Chapter 27. Creating a Menu-Based Navigation System
IN THIS LAB
Making room for a navigation bar
Creating a navigation bar
Creating a graphical navigation system
When you create user-interactive presentations that contain many slides, it is considered courteous to provide your audience with a navigation system so that they can browse through the presentation without having to view every single slide. Menu systems can be as simple or as complex as you like and can be integrated into the slide design.
The Scenario
In this project lab, you learn how to create a navigation system in a presentation that is designed to teach computer technicians about safety issues for working on PCs. You modify the presentation's layout and design to make room for a menu system, and then you create navigational hyperlinks on the Slide Master.
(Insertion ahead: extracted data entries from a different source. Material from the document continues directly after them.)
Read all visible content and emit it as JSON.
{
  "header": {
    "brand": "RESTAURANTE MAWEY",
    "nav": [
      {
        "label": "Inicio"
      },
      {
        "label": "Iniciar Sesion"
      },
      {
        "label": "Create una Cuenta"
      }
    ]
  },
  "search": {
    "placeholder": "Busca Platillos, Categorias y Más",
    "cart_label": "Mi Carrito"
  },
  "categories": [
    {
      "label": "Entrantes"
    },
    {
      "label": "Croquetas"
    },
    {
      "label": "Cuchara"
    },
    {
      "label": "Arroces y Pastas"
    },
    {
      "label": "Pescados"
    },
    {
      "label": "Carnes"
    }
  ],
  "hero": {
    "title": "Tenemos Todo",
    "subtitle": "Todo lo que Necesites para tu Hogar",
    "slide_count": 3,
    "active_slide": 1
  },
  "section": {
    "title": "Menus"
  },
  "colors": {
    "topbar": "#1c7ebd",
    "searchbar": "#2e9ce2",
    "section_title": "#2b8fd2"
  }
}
Lab 3A: Making Room for a Navigation Bar
In this lab session, you start with a plain-looking presentation and modify its Slide Master to make room for a menu system on the left side of the slide.
This lab session includes some cleanup work on a "messy" PowerPoint file that is missing a layout needed for some of the slides. This session simulates the type of cleanup situations you might run into in everyday work on older presentation files.
Level of difficulty: Moderate
Time to complete: 15 to 30 minutes
Open the file Lab3A.pptx from the Labs folder (from the CD accompanying the book) and save it as MyLab3A.pptx.
Display the Slide Master. To do so, choose View
On the top-level ...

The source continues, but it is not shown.